Bay Area governments could be required to demolish neighborhoods and take other measures to create shoreline buffer areas to allow the Bay to adapt to 14 inches of anticipated sea level rise over 50 years.
A state task force on Friday issued interim sea level rise projections that will guide planning efforts for all California agencies, including the Bay Conservation and Development Commission (BCDC), which governs construction and habitat management in the Bay and within 100 feet of its highest tides.
The Bay’s depth is influenced by seawater that spills into the waterway through the Golden Gate. As the Pacific Ocean rises due to climate change, Bay tides will rise and spread outwards to engulf land that currently remains generally dry.
Under the draft projections, California officials will prepare for a 14-inch sea level rise between 2000 and 2050. They will prepare for an additional 26-inch to 41-inch rise from 2050 to 2100.
The Bay rose eight inches over the past century, BCDC figures show.
Such severe projected rises could lead to widespread flooding in the Bay Area. They might be underestimates because they don’t account for potential “catastrophic ice melting,” the task force warned.
Under a long-running project, BCDC is proposing new rules and guidelines about building and other activities near the Bay, including a new finding that “landward marsh migration” may be necessary as sea levels rise.
“Appropriate buffers” around the Bay will need to be created or left undeveloped to enable marshes to migrate upwards, under proposed climate change-related amendments to the 42-year-old Bay Plan, which governs BCDC’s work.
“Some developed areas may be suitable for ecosystem restoration if existing development is removed to allow the Bay [to] migrate inland, although relocating communities is very costly and may result in the displacement of neighborhoods,” BCDC officials wrote in the proposed guidelines.
The agency is also proposing new shoreline protection measures, construction of flood-resilient or easily relocated buildings in vulnerable areas, demolition of existing structures, new risk assessment tools and incorporation of sea level rise projections into the agency's permit approval processes.
The proposed new guidelines could limit the amount of land that can be developed near the Bay, but they could also protect the region from widespread flooding in the coming decades.
As high tides rise, mud and other sediment that eroded from upstream rivers flows into the Bay and accumulates on shifting shorelines, replacing drowned habitat and providing natural defenses against floods.

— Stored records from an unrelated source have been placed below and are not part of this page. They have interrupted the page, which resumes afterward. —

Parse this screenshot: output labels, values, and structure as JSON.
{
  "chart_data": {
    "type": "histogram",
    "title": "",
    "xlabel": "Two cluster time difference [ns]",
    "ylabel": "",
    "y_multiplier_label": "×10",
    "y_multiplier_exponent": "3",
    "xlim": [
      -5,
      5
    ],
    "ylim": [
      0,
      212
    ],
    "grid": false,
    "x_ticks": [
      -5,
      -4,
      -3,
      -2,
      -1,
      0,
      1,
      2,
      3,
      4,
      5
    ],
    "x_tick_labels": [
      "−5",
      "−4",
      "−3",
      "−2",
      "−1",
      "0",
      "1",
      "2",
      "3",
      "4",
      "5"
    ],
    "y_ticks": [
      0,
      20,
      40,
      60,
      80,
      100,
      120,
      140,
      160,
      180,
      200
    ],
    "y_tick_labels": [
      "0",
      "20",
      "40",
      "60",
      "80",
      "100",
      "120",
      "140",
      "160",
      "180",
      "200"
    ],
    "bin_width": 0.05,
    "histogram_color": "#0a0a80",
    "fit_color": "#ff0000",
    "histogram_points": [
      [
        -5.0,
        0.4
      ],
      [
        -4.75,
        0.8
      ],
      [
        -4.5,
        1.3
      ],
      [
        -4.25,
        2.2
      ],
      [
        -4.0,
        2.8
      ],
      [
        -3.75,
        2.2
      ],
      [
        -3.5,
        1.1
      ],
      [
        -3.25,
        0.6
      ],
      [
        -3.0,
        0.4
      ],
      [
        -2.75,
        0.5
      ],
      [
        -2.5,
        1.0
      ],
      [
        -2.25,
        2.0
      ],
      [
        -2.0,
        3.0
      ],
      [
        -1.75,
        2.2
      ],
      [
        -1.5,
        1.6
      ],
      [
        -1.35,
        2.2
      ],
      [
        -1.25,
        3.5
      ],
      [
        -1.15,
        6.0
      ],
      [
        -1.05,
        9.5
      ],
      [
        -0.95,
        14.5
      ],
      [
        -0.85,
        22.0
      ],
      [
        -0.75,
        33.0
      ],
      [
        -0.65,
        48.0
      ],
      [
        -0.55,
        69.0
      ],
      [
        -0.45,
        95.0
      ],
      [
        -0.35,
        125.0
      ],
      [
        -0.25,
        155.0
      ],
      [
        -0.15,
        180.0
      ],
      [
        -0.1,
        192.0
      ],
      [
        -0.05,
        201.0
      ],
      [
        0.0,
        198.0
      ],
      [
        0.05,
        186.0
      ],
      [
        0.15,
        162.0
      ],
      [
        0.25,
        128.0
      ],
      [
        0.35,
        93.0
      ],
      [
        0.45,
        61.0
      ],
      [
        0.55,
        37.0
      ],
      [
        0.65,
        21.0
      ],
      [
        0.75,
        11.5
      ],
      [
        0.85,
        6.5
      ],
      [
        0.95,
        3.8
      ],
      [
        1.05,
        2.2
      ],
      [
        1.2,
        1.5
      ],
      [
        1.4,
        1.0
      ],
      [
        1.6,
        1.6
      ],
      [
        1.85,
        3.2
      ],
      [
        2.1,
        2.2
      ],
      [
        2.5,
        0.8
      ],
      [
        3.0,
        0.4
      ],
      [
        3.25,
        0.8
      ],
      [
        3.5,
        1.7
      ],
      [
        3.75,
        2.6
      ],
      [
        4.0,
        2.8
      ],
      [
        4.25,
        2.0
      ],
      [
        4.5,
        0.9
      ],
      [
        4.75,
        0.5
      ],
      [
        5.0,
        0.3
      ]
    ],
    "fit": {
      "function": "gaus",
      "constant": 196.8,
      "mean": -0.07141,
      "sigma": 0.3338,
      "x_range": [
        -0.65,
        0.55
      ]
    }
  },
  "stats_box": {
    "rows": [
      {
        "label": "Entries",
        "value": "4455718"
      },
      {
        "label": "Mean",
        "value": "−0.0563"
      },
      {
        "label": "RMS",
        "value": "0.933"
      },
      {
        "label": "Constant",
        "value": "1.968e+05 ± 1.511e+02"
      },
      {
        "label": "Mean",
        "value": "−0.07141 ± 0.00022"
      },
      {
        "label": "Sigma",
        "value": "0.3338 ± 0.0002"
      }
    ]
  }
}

Such process can be disrupted by low sedimentation rates, shoreline topography and by the presence of buildings, roads and other facilities.
The flow of sediment into the Bay, which reached harmful levels after mud and other material was dislodged by now-banned mining practices in the Sierra Mountains during the 19th Century gold rush, could be running low.
The amount of sediment entering the Bay from the Sacramento and San Joaquin Delta is declining, according to the draft guidelines. “As a result, the importance of sediment from local watersheds as a source of sedimentation in tidal marshes is increasing,” the draft guidelines say.
The BCDC says scientific studies dealing with the issues of sediment flows into and around the Bay are needed.
A pilot project in Hayward seeks to protect low-lying electrical operations, a dump and water treatment facilities from rising seas by allowing naturally occurring sediment to build up the height of surrounding marshland.
“What we’re trying to do is to increase the height of the marshes in line with the sea level rise, and provide a steepening of the existing natural shoreline,” project consultant Jeremy Lowe told BCDC officials during a recent public meeting.
“The advantage of this is that we’re not continually having to go out and build up a levee and increase the height of it and put more rock on it. We’re hoping that such a system would allow the marsh to rise adaptively in response to changes in sea level rise,” Lowe said.
Roughly 60 local government representatives, land use attorneys and BCDC officials met in the agency's downtown offices on Friday afternoon to discuss the agency's proposed new guidelines.
Many of the concerns expressed by attendees related to the potential imposition of building rules upon local agencies within new areas by the BCDC.
BCDC Executive Director Will Travis said the agency would only impose building controls within its jurisdiction, which could only be broadened through the passage of new state legislation. Such legislation has not been proposed, he said.
The agency’s jurisdiction will, however, swell with the Bay as land becomes inundated by rising water levels, he said.
Guidelines affecting land outside the agency’s jurisdiction will serve as advisory policies.
Public hearings regarding the proposals are planned during regular commission meetings later this year, with plans finalized early next year, according to Travis.